It actually is, though. Of course math is fake and numbers are fake, but they’re useful to talk about real things. At some point the first human was born, and at some point the last human will be born.
The number of people who have ever been born is likely in the billions. Phrased a different way, humanity is on our N billionth person. Scientific consensus is that N is likely around 60, give or take a few billion. Of course they all weren’t born sequentially, a few were probably born in the same nanosecond. But that’s negligible for our purposes. And since we’re talking about a cumulative number, variations in birth/death rates don’t figure into it.
So we have a mathematically sound and realistic way to say we’re roughly on person number 60 billion, give or take. Again, it’s a rough approximation, but now we can start talking about probabilities and orders of magnitude. Do we have any reason to believe we’re last of 50 billion? Not unless our birthrate drops to zero very soon. Do we have any reason to believe our 50 billion is the first of 50 trillion? Only if current birth rates are on average stable or increasing for the next 373,000 years.
We agree on the principle of mediocrity - it’s overwhelmingly unlikely that we’re special enough to be in the first or last cohort. Because we’re mediocre and not privileged, we’re much more likely to be somewhere in between. What does that mean numerically? Of all known percentages, the betweenest one is 50%. Of course, this is probable but not certain. It’s based on rough assumptions after all. The actual number might prove out to be 40% or 60%. It may prove to be 99.9999%, if we really screw things up in the next 6 months!
It’s certainly possible that we’re special enough to be present at the sunset of humanity. Or at the dawn of an immortal spacefaring species. But it’s more probable that we’re at the most mediocre possible position, which is 50%. There are certainly valid points to argue about the 60 billion assumption. It’s not precise enough, there will be errors in the data used to draw that assumption. But whatever number you pick, most likely we’re close 50% of that.
Of course the real number almost certainly isn’t 50%. We’re talking about probability not certainty, and the underlying data isn’t exact.

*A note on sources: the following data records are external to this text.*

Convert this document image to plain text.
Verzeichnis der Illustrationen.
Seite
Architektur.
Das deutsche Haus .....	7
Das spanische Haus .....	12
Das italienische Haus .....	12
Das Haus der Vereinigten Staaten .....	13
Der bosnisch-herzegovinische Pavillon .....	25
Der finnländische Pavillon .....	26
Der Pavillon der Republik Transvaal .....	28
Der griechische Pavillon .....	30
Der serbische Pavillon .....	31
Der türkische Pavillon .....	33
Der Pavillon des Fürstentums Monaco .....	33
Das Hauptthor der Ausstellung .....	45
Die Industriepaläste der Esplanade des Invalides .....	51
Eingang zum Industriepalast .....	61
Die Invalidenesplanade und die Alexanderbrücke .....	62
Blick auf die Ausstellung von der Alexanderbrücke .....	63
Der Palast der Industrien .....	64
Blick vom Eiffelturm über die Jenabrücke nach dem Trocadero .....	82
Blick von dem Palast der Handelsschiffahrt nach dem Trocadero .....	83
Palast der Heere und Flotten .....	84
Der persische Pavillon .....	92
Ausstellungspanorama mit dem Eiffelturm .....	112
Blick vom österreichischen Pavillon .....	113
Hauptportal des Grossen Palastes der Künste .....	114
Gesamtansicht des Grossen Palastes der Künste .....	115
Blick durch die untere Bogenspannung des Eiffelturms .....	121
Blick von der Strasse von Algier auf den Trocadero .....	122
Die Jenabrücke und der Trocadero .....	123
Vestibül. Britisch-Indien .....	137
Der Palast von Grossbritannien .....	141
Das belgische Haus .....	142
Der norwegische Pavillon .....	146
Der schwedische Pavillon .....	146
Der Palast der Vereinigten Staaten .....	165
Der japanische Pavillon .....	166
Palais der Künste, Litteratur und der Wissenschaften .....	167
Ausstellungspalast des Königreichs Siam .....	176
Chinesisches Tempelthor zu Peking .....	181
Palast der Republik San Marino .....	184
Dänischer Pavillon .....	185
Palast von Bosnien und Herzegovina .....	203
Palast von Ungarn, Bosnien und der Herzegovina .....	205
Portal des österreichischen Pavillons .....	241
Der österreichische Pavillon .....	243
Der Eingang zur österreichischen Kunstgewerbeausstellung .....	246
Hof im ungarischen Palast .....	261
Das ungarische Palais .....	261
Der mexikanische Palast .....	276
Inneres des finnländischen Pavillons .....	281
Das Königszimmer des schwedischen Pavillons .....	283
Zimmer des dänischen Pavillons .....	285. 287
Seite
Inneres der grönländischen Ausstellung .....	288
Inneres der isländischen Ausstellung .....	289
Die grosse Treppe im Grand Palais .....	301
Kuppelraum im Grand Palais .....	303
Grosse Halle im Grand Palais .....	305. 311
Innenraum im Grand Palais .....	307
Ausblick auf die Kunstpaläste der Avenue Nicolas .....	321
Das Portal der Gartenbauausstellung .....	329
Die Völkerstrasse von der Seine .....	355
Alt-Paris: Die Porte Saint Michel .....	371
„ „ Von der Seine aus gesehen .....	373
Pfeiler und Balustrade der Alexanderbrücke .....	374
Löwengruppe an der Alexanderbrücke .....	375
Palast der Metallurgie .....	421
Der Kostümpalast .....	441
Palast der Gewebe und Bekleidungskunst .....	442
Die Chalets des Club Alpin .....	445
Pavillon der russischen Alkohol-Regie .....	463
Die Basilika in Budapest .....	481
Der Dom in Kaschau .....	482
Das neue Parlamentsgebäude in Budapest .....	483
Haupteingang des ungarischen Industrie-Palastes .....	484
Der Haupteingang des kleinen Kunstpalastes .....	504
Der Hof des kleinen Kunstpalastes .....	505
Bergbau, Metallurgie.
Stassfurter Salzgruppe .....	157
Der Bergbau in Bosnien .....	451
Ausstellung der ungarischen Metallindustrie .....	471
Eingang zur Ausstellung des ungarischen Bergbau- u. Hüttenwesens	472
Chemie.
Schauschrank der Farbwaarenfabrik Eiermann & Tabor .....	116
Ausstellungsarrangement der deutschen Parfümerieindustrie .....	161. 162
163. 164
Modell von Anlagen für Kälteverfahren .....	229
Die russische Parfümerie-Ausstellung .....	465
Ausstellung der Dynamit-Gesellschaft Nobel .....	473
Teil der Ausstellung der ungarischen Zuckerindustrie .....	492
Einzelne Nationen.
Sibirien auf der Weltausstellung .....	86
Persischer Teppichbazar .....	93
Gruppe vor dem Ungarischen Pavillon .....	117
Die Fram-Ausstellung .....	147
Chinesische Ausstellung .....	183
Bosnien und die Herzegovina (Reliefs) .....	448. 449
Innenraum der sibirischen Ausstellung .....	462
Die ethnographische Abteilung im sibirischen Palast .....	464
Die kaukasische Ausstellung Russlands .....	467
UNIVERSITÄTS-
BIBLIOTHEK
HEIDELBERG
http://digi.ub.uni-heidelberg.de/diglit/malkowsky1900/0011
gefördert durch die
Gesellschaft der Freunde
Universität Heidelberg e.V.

But the farther away you get from 50%, the stronger explanation you need of why we’re more special than that. If you want to insist we’re at 99.9999% then you need a very strong argument why we’re going to stop reproducing in the next 6 months. If you think it’s 1% then you need a credible theory why current birthrates will stay the same or increase (on average) for the next 373,000 years. But if we assume the least amount of specialness, the closer you are to 50%, the less explaining you have to do.
That’s exactly why estimating probability of occurrence in a sequence is very much applicable to real life, and what we’re doing is exactly the opposite of anchoring. We’re not special. The best number to describe our non-specialness is that we’re at about the 50% count of all humans ever born.